Du médiéval au classique

Aujourd'hui, dans les mentalités occidentales, la catégorie "contes" ne s'associe pas nécessairement avec le jeu musical. C'est que les contes sont presque toujours placés du côté du "littéraire". On avance alors l'appellation de "littérature orale", sans penser qu'on pourrait tout aussi bien dire "oralité littéraire". Mais la prépondérance de la "littérature" (la "lettrure" comme on disait autrefois) est nette. Son pouvoir n'est jamais remis en question. On peut remarquer, par exemple, combien les contes des "mille et une nuits" sont farcis de chants mais, quelles qu'en soient les traductions, leur lecture ne dit rien de leur rythme ni de leur contage oral avec le ton, la mélodie, les silences, les respirations et le mouvement des corps. La logique de l'écriture trahit aussi bien leur mode oral qu'une bonne partie de leur sens et de leur contenu. Dans le discours courant, la catégorie "contes" ne se distingue pas clairement de la catégorie "littérature" qui rassemble la puissance de l'écrit. Les contes sont connotés le plus souvent par la naïveté, la simplicité, le mystère, le populaire et le mythique. Ils s'examinent et s'analysent à travers la logique de la littérature.

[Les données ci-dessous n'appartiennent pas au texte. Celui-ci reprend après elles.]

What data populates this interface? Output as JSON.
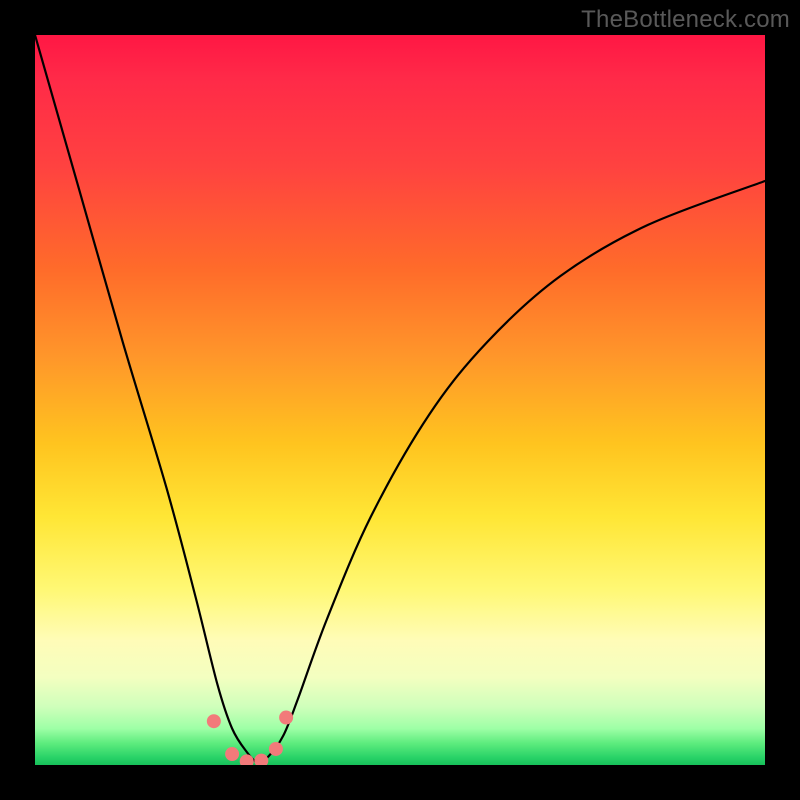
{
  "watermark": "TheBottleneck.com",
  "colors": {
    "frame": "#000000",
    "curve": "#000000",
    "dot_fill": "#f27a7a",
    "dot_stroke": "#c25a5a"
  },
  "chart_data": {
    "type": "line",
    "title": "",
    "xlabel": "",
    "ylabel": "",
    "xlim": [
      0,
      100
    ],
    "ylim": [
      0,
      100
    ],
    "grid": false,
    "series": [
      {
        "name": "bottleneck-curve",
        "x": [
          0,
          6,
          12,
          18,
          22,
          25,
          27,
          29,
          30.5,
          32,
          34,
          36,
          40,
          46,
          54,
          62,
          72,
          84,
          100
        ],
        "y": [
          100,
          79,
          58,
          38,
          23,
          11,
          5,
          1.8,
          0.4,
          1.2,
          4,
          9,
          20,
          34,
          48,
          58,
          67,
          74,
          80
        ]
      }
    ],
    "annotations": {
      "dots_x": [
        24.5,
        27,
        29,
        31,
        33,
        34.4
      ],
      "dots_y": [
        6,
        1.5,
        0.5,
        0.6,
        2.2,
        6.5
      ]
    }
  }
}
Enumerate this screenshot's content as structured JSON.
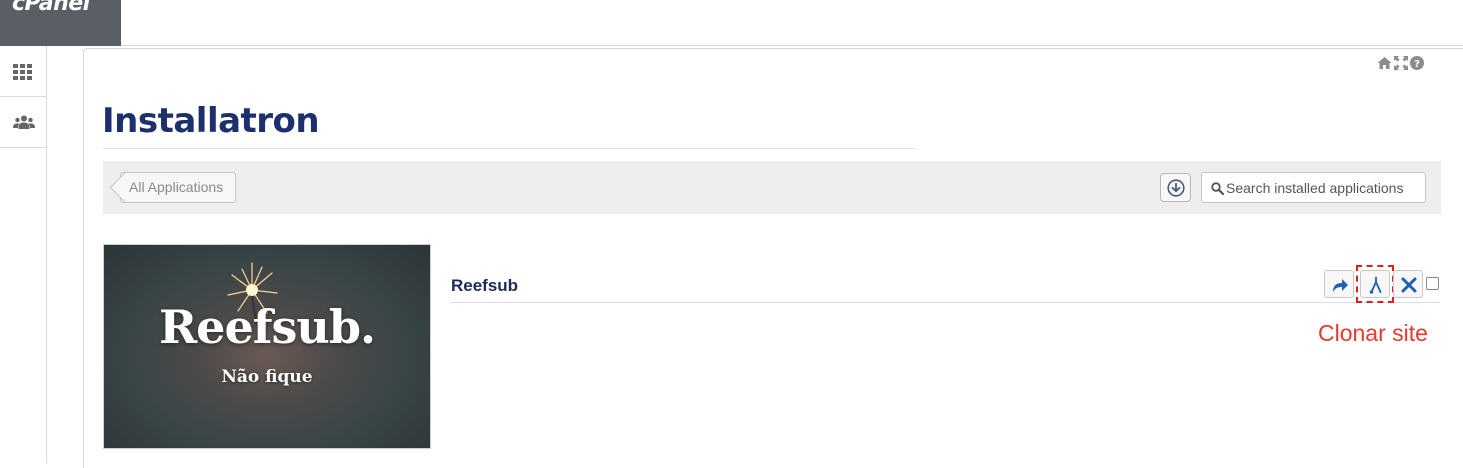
{
  "app": {
    "logo_text": "cPanel"
  },
  "sidebar": {
    "items": [
      {
        "icon": "grid-icon"
      },
      {
        "icon": "users-icon"
      }
    ]
  },
  "top_icons": [
    "home-icon",
    "expand-icon",
    "help-icon"
  ],
  "installatron": {
    "logo_text": "Installatron"
  },
  "toolbar": {
    "back_label": "All Applications",
    "search_placeholder": "Search installed applications"
  },
  "installation": {
    "title": "Reefsub",
    "thumbnail": {
      "headline": "Reefsub.",
      "subheadline": "Não fique"
    },
    "actions": [
      "share-icon",
      "clone-icon",
      "delete-icon"
    ]
  },
  "annotation": {
    "label": "Clonar site",
    "color": "#e53a2f"
  },
  "colors": {
    "logo_blue": "#1e2f6e",
    "title_navy": "#1e2b55",
    "action_blue": "#1f5fae",
    "highlight_red": "#e02020"
  }
}
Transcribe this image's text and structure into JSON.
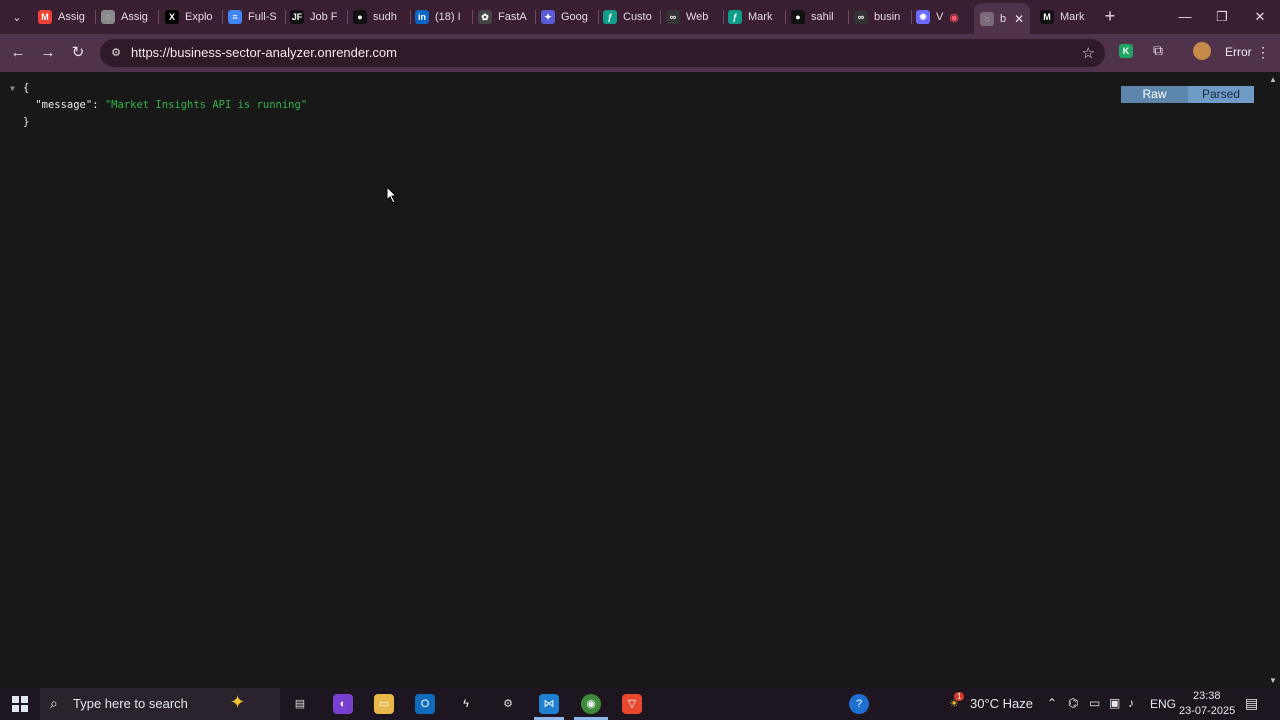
{
  "browser": {
    "tabs": [
      {
        "label": "Assig",
        "icon": "gmail-icon",
        "color": "#ea4335"
      },
      {
        "label": "Assig",
        "icon": "globe-icon",
        "color": "#8a8a8a"
      },
      {
        "label": "Explo",
        "icon": "x-icon",
        "color": "#000000"
      },
      {
        "label": "Full-S",
        "icon": "docs-icon",
        "color": "#4285f4"
      },
      {
        "label": "Job F",
        "icon": "jf-icon",
        "color": "#111111"
      },
      {
        "label": "sudh",
        "icon": "github-icon",
        "color": "#111111"
      },
      {
        "label": "(18) I",
        "icon": "linkedin-icon",
        "color": "#0a66c2"
      },
      {
        "label": "FastA",
        "icon": "openai-icon",
        "color": "#444444"
      },
      {
        "label": "Goog",
        "icon": "gemini-icon",
        "color": "#5b5bd6"
      },
      {
        "label": "Custo",
        "icon": "feather-icon",
        "color": "#0f9d8a"
      },
      {
        "label": "Web",
        "icon": "link-icon",
        "color": "#333333"
      },
      {
        "label": "Mark",
        "icon": "feather-icon",
        "color": "#0f9d8a"
      },
      {
        "label": "sahil",
        "icon": "github-icon",
        "color": "#111111"
      },
      {
        "label": "busin",
        "icon": "link-icon",
        "color": "#333333"
      },
      {
        "label": "V",
        "icon": "sparkle-icon",
        "color": "#6b6bff"
      }
    ],
    "active_tab": {
      "label": "b",
      "icon": "globe-icon",
      "close": "✕"
    },
    "after_tab": {
      "label": "Mark",
      "icon": "medium-icon",
      "icon_text": "M"
    },
    "new_tab": "+",
    "window": {
      "minimize": "—",
      "restore": "❐",
      "close": "✕"
    },
    "url": "https://business-sector-analyzer.onrender.com",
    "profile_status": "Error",
    "extension_letter": "K"
  },
  "viewer": {
    "raw_label": "Raw",
    "parsed_label": "Parsed",
    "open_brace": "{",
    "close_brace": "}",
    "key": "\"message\"",
    "colon": ": ",
    "value": "\"Market Insights API is running\""
  },
  "taskbar": {
    "search_placeholder": "Type here to search",
    "weather": "30°C Haze",
    "lang": "ENG",
    "time": "23:38",
    "date": "23-07-2025",
    "weather_badge": "1"
  }
}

Ce sont pourtant le chant et la musique qui ont permis la transmission des légendes et du folklore. Les troubadours ont écrit des chants et des ballades pour s'aider à se rappeler les histoires et contes. On parle alors de chansons de geste, la plus connue étant la « Chanson de Roland », écrite au XIIème siècle, qui, si elle relève de l'épopée fougueuse, demeure empreinte de féerie : l'incassable Durandal, le cor de Roland appelant Charlemagne et ses 100 paladins… Le cycle carolingien a pour équivalent britannique la légende du roi Arthur. Les cycles auxquels font référence les légendes comme celles d'Arthur ou de Tristan sont nés peu après 1150 en France. Les troubadours utilisaient la langue d'Oc ou le provençal au XIIe et XIIIe siècles pour écrire les chansons et la poésie. Leur itinérance permit à ces histoires de voyager : le sujet principal était l'amour courtois, en vogue chez les nobles de l'époque, d'où la référence systématique à Tristan, contrairement au roi Arthur qui ne mérite pas autant d'attention.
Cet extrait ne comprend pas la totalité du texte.